Robert Tobin – The Seven Essential Elements of a Successful Screenplay
“Rob is blessed with unique skills both literary and cinematic. His creative instincts are first-rate.”
-Paul Levine, bestselling novelist
This user-friendly, cutting edge workshop teaches the seven essential elements of successful screenplays: the hero, hero’s flaw, hero’s ally, opponent, lifechanging event, enabling circumstances and jeopardy.
Rob uses his highly informative and entertaining style to explore and explain terms and concepts not discussed in even the most celebrated screenwriting workshops.
It is essential to not just use these essential elements in your screenplays, but to create the correct relationship between them. Just as walls, floors and ceilings must be in correct relationship to each other to form a house, these essential elements must be in correct relationship to each other to create an exciting, structurally sound, and commercially viable story.
“The difference between a waiter and a writer is a single letter and a million words,” Rob often says. “But simply writing a million words will do you no good unless you know how to structure your story, how to identify the building blocks and how to use them.
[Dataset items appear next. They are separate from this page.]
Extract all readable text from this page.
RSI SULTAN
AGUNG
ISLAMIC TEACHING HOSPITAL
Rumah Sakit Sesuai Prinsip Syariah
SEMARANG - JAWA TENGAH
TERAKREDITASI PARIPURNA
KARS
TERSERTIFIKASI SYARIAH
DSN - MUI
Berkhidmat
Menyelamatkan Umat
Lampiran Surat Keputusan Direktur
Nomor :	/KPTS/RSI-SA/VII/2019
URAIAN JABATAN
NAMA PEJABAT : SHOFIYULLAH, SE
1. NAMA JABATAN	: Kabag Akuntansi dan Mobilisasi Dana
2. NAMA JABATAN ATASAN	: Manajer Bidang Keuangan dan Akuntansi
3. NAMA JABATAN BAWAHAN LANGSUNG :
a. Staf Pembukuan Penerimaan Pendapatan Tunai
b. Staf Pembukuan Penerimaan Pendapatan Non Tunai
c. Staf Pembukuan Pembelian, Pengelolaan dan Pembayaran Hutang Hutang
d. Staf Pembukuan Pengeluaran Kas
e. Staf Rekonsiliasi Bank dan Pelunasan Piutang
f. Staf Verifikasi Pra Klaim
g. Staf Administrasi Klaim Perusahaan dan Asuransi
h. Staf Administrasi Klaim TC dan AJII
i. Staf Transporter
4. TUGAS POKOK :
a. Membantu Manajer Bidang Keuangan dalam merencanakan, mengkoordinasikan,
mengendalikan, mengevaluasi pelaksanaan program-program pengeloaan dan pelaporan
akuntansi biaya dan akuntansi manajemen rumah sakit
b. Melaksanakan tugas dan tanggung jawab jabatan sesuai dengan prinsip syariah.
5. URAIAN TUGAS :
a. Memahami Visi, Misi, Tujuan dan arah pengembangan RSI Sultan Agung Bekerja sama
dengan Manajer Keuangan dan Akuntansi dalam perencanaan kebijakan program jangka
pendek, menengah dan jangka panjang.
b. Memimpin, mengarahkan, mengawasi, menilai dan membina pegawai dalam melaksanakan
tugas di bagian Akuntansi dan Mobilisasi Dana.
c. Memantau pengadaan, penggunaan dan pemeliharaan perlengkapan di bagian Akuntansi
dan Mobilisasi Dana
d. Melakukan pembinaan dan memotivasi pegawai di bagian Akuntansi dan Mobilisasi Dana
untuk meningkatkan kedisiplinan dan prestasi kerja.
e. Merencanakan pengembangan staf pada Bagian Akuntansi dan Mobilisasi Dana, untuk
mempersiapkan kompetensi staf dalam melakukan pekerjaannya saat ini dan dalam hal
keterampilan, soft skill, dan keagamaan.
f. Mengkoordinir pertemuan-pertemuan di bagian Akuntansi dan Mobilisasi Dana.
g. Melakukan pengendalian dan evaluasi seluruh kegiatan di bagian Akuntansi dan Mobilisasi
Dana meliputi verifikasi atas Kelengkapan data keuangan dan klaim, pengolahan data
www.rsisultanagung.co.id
Otherwise you might as well be writing a telephone book.”
Having read more than 5,000 screenplays, Rob’s encountered more than his share of “telephone books” and is anxious to help you make your screenplay the best it can be.
Self Help – Self Help online course
More information about Self Help:
Self-help or self-improvement is a self-guided improvementóeconomically, intellectually, or emotionallyóoften with a substantial psychological basis.
Many different self-help group programs exist, each with its own focus, techniques, associated beliefs, proponents and in some cases, leaders.
Concepts and terms originating in self-help culture and Twelve-Step culture, such as recovery, dysfunctional families, and codependency have become firmly integrated in mainstream language.
Self-help often utilizes publicly available information or support groups, on the Internet as well as in person, where people in similar situations join together.
From early examples in self-driven legal practice and home-spun advice, the connotations of the word have spread and often apply particularly to education, business,
psychology and psychotherapy, commonly distributed through the popular genre of self-help books.
According to the APA Dictionary of Psychology, potential benefits of self-help groups that professionals may not be able to provide include friendship,
emotional support, experiential knowledge, identity, meaningful roles, and a sense of belonging.